Nous n’irons pas jusqu’à prétendre que, pour De Margerie, poser la question c’est y répondre mais sa façon de présenter les choses laisse planer un doute non négligeable qui mérite que l’on s’interroge sérieusement sur les concessions à la sécurité nucléaire qu’il serait prêt à accepter pour vendre ses produits. Or elle n’est pas négociable, cette sécurité, et de même que l’on ne saurait accepter que pour vendre des voitures moins chères, on décide de supprimer les ceintures de sécurité, il est encore moins admissible de dégrader les exigences relatives à cette même sécurité pour vendre une centrale nucléaire, quelles que soient les demandes des clients.

Une petite précision au passage : dans ce genre de mégaprojet, c’est toujours le prix qui fait la différence.
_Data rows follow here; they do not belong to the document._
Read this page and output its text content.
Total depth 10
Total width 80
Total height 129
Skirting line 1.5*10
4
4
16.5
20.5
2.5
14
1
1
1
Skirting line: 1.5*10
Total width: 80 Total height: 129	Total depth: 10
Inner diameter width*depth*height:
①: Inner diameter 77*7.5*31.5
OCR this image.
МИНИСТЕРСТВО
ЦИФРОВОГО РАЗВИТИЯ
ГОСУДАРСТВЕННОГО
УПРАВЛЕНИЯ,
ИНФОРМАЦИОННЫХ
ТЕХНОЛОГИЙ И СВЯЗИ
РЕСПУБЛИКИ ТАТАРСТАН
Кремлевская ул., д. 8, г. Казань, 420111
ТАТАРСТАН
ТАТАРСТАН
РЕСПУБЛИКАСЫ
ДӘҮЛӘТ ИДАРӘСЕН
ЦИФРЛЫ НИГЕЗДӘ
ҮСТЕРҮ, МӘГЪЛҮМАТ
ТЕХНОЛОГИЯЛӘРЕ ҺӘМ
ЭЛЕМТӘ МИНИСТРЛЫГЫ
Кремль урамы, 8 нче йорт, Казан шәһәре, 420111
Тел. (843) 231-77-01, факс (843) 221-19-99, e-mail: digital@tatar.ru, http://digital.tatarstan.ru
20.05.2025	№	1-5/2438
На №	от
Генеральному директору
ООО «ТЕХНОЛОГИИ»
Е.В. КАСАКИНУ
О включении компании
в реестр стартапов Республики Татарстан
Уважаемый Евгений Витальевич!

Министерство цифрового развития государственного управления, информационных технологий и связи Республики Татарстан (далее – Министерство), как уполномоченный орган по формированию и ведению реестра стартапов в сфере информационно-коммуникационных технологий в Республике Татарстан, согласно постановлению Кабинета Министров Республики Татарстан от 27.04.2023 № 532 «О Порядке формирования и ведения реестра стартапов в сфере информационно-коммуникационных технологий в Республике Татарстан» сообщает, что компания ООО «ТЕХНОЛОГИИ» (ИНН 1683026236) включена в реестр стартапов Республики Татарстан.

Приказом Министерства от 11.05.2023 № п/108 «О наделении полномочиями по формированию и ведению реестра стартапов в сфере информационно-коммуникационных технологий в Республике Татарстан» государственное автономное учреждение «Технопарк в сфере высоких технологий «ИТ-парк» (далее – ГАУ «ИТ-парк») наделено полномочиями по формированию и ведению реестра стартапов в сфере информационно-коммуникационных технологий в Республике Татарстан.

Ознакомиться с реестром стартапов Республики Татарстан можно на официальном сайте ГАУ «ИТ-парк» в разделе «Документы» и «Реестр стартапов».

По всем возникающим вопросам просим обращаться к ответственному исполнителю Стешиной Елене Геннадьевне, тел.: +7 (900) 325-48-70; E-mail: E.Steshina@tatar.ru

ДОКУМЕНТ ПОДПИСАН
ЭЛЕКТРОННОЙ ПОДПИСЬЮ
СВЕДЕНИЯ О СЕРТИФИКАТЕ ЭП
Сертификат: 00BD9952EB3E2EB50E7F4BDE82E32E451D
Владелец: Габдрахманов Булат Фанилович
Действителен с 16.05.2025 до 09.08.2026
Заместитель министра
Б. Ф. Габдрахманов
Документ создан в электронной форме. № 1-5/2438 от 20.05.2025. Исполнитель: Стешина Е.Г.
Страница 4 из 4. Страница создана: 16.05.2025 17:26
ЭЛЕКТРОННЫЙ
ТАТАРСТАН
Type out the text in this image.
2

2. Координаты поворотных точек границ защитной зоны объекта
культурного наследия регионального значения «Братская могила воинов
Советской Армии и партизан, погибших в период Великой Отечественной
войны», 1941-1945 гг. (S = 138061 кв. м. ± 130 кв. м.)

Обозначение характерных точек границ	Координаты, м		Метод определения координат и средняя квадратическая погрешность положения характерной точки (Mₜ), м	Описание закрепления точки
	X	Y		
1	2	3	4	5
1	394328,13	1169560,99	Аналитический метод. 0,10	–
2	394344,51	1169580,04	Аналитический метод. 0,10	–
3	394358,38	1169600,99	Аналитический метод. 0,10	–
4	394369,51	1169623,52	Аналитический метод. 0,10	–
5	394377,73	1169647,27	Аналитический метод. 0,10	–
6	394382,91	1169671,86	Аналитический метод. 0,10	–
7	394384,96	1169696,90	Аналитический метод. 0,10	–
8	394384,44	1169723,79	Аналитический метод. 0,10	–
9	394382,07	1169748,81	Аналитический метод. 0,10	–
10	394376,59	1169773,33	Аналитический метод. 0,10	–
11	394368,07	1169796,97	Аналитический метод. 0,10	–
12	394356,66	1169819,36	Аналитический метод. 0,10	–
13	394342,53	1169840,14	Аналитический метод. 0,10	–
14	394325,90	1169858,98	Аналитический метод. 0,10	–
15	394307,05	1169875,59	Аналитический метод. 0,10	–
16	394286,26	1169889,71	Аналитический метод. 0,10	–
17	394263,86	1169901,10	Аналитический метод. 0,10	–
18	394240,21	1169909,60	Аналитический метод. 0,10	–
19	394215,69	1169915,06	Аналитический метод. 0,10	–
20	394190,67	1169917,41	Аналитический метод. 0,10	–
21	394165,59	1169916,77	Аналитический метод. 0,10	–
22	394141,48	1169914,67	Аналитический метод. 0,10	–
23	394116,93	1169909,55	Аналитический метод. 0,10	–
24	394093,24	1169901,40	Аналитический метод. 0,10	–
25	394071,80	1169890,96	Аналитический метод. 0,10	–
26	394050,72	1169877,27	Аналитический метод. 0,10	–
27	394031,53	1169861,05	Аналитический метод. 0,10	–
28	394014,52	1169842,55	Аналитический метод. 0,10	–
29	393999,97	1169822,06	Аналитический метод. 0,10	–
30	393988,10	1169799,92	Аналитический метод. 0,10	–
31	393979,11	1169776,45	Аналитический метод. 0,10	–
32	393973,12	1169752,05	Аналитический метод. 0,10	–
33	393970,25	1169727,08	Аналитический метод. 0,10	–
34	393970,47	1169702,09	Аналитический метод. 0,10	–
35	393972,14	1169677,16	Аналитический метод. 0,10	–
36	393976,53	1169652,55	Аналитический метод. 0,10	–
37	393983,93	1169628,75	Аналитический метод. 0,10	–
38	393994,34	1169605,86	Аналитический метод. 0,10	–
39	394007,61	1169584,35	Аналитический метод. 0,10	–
De Margerie semble présenter cela comme une surprise mais il le sait très bien. Il le sait d’autant mieux  que c’est une constante dans l’industrie pétrolière au sein de laquelle il a fait toute sa carrière. La preuve que le seul critère qui compte c’est les prix est que, malgré l’insécurité qui augmente au Yemen où Total gagne de l’argent, il n’est pas question de partir mais d’assurer la sécurité des collaborateurs, tandis qu’en Irak, ce n’est pas l’insécurité qu’évoque De Margerie pour expliquer la perte de certains contrats mais bien … les conditions de prix.

Ce n’est pas la première fois que Monsieur De Margerie tient des propos pour le moins provocateurs. Il possède un art consommé de dire des choses graves en leur donnant un aspect anodin. Compte tenu du pouvoir du personnage, je suis surpris que cela ne soit pas plus souligné par les médias qu’ils soient traditionnels ou alternatifs. Il a beau prétendre avec beaucoup d’aplomb,  ne pas être à la tête d’une "société mondiale", il est bien le dirigeant d’une de ces multinationales qui gouvernent le monde et dont les décisions ont des conséquences majeures sur nos existences. Il serait donc normal que l’on fasse un peu plus attention à ce qu’il dit … avant qu’il ne soit trop tard.